Opened 10 years ago

Closed 10 years ago

Last modified 10 years ago

#43145 closed defect (fixed)

Perl PortGroup fails to reinplace non-ascii Makefiles

Reported by: mojca (Mojca Miklavec) Owned by: macports-tickets@…
Priority: Normal Milestone:
Component: ports Version: 2.2.1
Keywords: Cc: danielluke (Daniel J. Luke), neverpanic (Clemens Lang), anddam (Andrea D'Amore), cooljeanius (Eric Gallager), jeremyhu (Jeremy Huddleston Sequoia)
Port: p5-test-base p5-yaml

Description (last modified by anddam (Andrea D'Amore))

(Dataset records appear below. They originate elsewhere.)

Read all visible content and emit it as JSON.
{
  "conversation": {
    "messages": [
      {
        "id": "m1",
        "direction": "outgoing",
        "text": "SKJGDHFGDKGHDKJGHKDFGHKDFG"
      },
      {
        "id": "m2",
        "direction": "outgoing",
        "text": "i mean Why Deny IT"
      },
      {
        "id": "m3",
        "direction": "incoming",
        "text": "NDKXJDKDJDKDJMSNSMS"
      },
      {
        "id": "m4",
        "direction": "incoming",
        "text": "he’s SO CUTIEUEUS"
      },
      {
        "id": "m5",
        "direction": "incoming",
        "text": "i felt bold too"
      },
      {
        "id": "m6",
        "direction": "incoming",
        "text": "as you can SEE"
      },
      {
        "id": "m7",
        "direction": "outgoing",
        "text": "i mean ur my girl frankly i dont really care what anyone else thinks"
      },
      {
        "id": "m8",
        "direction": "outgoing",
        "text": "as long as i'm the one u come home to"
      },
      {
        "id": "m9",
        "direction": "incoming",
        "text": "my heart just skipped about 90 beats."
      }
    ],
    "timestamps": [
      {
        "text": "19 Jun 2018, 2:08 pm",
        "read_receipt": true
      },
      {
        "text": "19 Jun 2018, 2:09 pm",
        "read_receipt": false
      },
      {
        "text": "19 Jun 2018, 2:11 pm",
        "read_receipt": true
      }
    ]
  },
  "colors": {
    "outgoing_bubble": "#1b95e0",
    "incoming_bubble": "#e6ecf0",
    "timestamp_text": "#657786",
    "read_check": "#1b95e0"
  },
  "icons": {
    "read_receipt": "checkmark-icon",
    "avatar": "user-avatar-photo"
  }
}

When building p5-yaml on 10.8 and 10.9, sed fails with

DEBUG: Executing reinplace: /usr/bin/sed {/^CCFLAGS *=/s/$/ /} < /opt/local/var/macports/build/_opt_mports_dports_perl_p5-yaml/p5.16-yaml/work/YAML-0.90/Makefile >@ file14
DEBUG: sed: RE error: illegal byte sequence

(see https://build.macports.org/builders/buildports-mavericks-x86_64/builds/2454) because the Makefile contains a non-ascii character (in Latin 1 encoding, invalid UTF).

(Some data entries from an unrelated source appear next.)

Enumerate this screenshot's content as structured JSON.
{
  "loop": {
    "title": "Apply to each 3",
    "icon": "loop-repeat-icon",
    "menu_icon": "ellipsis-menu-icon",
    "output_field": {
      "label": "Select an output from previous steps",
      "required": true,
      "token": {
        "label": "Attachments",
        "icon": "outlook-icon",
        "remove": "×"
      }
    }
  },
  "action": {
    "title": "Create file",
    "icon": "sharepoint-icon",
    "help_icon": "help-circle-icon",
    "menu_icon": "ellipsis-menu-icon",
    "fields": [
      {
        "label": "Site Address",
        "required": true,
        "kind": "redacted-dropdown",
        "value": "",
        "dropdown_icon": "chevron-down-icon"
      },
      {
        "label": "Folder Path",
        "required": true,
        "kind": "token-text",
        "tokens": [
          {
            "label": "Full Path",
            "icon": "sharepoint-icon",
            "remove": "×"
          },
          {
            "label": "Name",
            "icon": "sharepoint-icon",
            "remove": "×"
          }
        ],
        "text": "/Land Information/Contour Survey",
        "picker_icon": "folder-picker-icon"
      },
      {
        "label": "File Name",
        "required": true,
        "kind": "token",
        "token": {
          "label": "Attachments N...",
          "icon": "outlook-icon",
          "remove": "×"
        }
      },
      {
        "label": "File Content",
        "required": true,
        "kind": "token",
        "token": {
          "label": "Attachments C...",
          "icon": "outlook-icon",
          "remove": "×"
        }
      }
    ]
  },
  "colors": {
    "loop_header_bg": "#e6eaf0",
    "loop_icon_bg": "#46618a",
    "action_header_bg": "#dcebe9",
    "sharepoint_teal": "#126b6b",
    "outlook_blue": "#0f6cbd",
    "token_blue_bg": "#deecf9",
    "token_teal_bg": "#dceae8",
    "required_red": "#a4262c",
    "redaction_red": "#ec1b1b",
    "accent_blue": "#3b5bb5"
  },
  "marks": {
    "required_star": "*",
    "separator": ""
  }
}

This comes from the perl PortGroup:

# CCFLAGS can be passed in to "configure" but it's not necessarily inherited.
# LDFLAGS can't be passed in (or if it can, it's not easy to figure out how).
post-configure {
    fs-traverse file ${configure.dir} {
        if {[file isfile ${file}] && [file tail ${file}] eq "Makefile"} {
            ui_info "Fixing flags in [string map "${configure.dir}/ {}" ${file}]"
            reinplace "/^CCFLAGS *=/s/$/ [get_canonical_archflags cc]/" ${file}
            reinplace "/^OTHERLDFLAGS *=/s/$/ [get_canonical_archflags ld]/" ${file}
        }
    }
}

Suggestions from IRC:

neverpanic:

set LC_ALL to C I think that's a common issue with ill-formatted UTF-8 files /usr/bin/sed changed on 10.8 and above You can either patch that to be valid UTF-8 or set configure.env LC_ALL=C in the Portfile It is kind of weird to use the locale settings for that. I mean you could set the correct locale for the file, but then any messages to your terminal would be broken…

Dar1us:

it refuses to process files which aren't validly encoded given the current LC settings .. and by default that is UTF-8

Change History (18)

comment:1 Changed 10 years ago by cooljeanius (Eric Gallager)

Cc: egall@… added

Cc Me!

comment:2 Changed 10 years ago by mojca (Mojca Miklavec)

Port: p5-test-base added

comment:3 Changed 10 years ago by danielluke (Daniel J. Luke)

see also: https://lists.macosforge.org/pipermail/macports-dev/2012-August/019993.html

(yes the perl portgroup should be updated)

Last edited 10 years ago by danielluke (Daniel J. Luke) (previous) (diff)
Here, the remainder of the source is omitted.